Материнство – понятие совершенно непостижимое для девственности, и Козетта, как это ни странно звучит, в глубоком неведении девочки в конце концов вообразила, что у нее «почти совсем» не было матери. Она даже не знала ее имени. Всякий раз, когда ей случалось спросить об этом Жана Вальжана, тот молчал. Если она повторяла вопрос, он отвечал улыбкой. Однажды она была слишком настойчивой, тогда его улыбка сменилась слезой.
Молчание Жана Вальжана покрывало непроницаемым мраком Фантину.
Сказывалась ли в этом его осторожность? Или уважение? Или боязнь предать ее имя на волю случая, доверив его чужой памяти?
Пока Козетта была мала, Жан Вальжан охотно говорил ей о матери, но, когда она превратилась в молодую девушку, это стало для него невозможным. Ему казалось, что он больше не имеет на то права. Была ли тому причиной Козетта или Фантина, но он испытывал какой-то священный ужас при мысли, что поселит эту тень в сердце Козетты и сделает усопшую третьей участницей их судьбы. Чем более священной становилась для него эта тень, тем более грозной казалась она ему. Он думал о Фантине и чувствовал всю тяжесть молчания. Неясно различал он во мраке что-то, походившее на приложенный к устам палец. Быть может, целомудрие Фантины, которого она была насильственно лишена при жизни, вернулось после ее смерти и, негодующее и угрожающее, распростерлось над ней, чтобы бодрствовать над усопшей и охранять ее покой в могиле. Не испытывал ли Жан Вальжан, сам того не ведая, его воздействия? Мы, веруя в смерть, не принадлежим к числу тех, кто мог бы отклонить это мистическое объяснение. Потому-то он и не мог произнести имя Фантины даже перед Козеттой.
Как-то Козетта сказала ему:
– Отец, сегодня я видела маму во сне. У нее было два больших крыла. Наверно, моя мать при жизни удостоилась святости.

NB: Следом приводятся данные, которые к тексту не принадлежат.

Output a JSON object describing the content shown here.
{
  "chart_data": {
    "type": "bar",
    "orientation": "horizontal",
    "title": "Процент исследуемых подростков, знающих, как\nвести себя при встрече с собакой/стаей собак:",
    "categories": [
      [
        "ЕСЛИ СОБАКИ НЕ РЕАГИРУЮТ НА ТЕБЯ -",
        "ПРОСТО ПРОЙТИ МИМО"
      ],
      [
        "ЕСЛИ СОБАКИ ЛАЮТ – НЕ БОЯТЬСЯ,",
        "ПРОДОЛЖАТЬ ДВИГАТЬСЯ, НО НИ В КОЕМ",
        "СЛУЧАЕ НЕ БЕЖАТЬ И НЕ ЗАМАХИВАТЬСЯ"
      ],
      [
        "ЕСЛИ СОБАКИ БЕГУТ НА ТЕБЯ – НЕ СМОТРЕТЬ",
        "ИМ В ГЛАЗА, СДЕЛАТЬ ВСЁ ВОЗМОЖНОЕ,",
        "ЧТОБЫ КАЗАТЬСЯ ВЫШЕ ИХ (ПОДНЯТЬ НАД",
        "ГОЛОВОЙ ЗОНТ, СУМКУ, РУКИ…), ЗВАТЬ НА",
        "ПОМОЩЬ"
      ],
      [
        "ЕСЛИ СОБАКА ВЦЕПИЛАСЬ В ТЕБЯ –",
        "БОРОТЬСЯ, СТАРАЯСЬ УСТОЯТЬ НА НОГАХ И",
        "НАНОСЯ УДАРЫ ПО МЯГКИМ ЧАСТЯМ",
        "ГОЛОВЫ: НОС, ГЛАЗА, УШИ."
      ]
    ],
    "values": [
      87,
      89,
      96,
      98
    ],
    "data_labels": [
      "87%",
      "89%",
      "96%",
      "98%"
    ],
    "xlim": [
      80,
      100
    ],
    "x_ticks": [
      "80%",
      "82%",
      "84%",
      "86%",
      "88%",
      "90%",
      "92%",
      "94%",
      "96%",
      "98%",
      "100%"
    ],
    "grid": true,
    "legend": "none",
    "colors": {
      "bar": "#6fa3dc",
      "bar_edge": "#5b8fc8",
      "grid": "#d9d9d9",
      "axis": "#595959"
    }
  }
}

– Да, мученичеством, – ответил Жан Вальжан.
Тем не менее Жан Вальжан был счастлив.
Выходя с ним, Козетта опиралась на его руку, гордая и счастливая до глубины души. При всяком проявлении ее нежности, столь необыкновенной и сосредоточенной лишь на нем одном, Жан Вальжан чувствовал, что душа его тонет в блаженстве. Бедняга трепетал, проникнутый небесной радостью; он восторженно твердил себе, что так будет длиться всю жизнь; он говорил в душе, что, право, недостаточно страдал, чтобы заслужить такое лучезарное счастье, и в глубине души благодарил господа, позволившего, чтобы он, отверженный, был столь любим этим невинным существом.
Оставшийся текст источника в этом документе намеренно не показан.